The study has also found an "undescribed" lizard species from Gekkonidae family, whose photo has been sent to experts in India and abroad for ascertaining whether it is a new species or just a variant.
The survey titled 'Inventorisation of Herpetofaunal Diversity of Madhya Pradesh' has recorded 79 species of reptiles and 19 species of amphibians.
Among reptiles, the study recorded 39 species of snakes, 27 species of lizards, 11 species of turtles and tortoises and one species each of crocodile and gharial. The survey will help to add hitherto unknown information on reptiles and amphibians of MP and help experts in conservation efforts and to initiate conservation awareness in fringe village areas.
The survey, held over a period of nearly a year in 2012, was commissioned by Madhya Pradesh Council of Science and Technology (MPCST). The survey was conducted by Ujjain-based Snake Research Organisation (SRO), a registered society for snake rescue, research and awareness.
The survey was conducted under the leadership of the founder of the Snake Research Organisation (SRO), Mukesh Ingle, 40, who was the principal investigator of the survey.
Some of the species recorded for the first time in the state include Syhadra cricket frog, Jordon's bull frog, Dobson's burrowing frog, smooth house gecko, giant south Indian gecko, lined supple skink, Foresten's cat snake, ornate flying snake and Indian smooth snake.
"Amphibians and reptiles of MP have never been surveyed extensively. No consolidated data as a whole is available on them. To fill this gap, we initiated this project, a first of its kind in the state," said Mukesh Ingle while talking to HT.
Ingle said during the field survey, they came across new range records for some reptilian and amphibian species. They also encountered a set of cryptic species and species whose specific status is yet to be determined.
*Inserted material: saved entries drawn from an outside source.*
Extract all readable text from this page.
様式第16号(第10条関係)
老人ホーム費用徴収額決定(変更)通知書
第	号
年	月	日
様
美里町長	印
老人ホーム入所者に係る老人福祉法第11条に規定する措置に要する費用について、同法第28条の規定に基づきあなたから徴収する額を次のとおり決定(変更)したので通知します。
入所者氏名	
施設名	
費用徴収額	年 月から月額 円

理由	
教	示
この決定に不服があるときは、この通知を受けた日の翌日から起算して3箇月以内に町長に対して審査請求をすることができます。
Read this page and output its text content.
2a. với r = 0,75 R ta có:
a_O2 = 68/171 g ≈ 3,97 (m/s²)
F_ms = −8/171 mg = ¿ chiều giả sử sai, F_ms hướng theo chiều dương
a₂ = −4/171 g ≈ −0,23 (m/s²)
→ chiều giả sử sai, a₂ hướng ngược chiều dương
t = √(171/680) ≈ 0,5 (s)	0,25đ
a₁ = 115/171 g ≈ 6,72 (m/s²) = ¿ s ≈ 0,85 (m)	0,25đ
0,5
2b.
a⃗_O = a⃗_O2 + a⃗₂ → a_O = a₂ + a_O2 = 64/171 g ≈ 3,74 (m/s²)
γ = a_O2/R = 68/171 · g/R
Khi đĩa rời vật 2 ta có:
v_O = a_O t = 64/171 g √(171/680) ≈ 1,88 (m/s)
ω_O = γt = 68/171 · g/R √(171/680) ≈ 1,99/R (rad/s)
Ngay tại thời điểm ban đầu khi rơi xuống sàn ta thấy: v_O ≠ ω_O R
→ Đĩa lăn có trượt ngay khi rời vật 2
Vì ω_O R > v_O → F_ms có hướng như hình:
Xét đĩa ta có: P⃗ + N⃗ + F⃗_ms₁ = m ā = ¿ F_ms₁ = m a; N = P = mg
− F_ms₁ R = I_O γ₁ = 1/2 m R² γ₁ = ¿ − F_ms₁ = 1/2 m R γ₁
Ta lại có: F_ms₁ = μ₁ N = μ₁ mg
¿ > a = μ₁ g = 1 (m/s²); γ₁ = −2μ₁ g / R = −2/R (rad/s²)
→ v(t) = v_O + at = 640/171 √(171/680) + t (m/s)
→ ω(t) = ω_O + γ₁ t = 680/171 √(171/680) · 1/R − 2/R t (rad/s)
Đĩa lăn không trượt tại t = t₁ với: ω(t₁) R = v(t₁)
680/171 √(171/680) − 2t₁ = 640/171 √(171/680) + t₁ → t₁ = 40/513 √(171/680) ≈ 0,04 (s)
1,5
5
Ingle said the survey was undertaken as part of the ongoing Herpetological Research and Conservation Programme under division of Herpetology of SRO. He said the survey was conducted in an around all the eco-regions of the state that included Malwa, Central, Chambal, Satpuda, Vindhyan and Bundelkhand. Through visual encounter search, opportunistic sightings and community feedback, for the survey Ingle and his team surveyed varied habitats in the state that included sub-tropical broad leaved hill forests, tropical moist deciduous forests, tropical dry deciduous forests, tropical thorn forests and so on.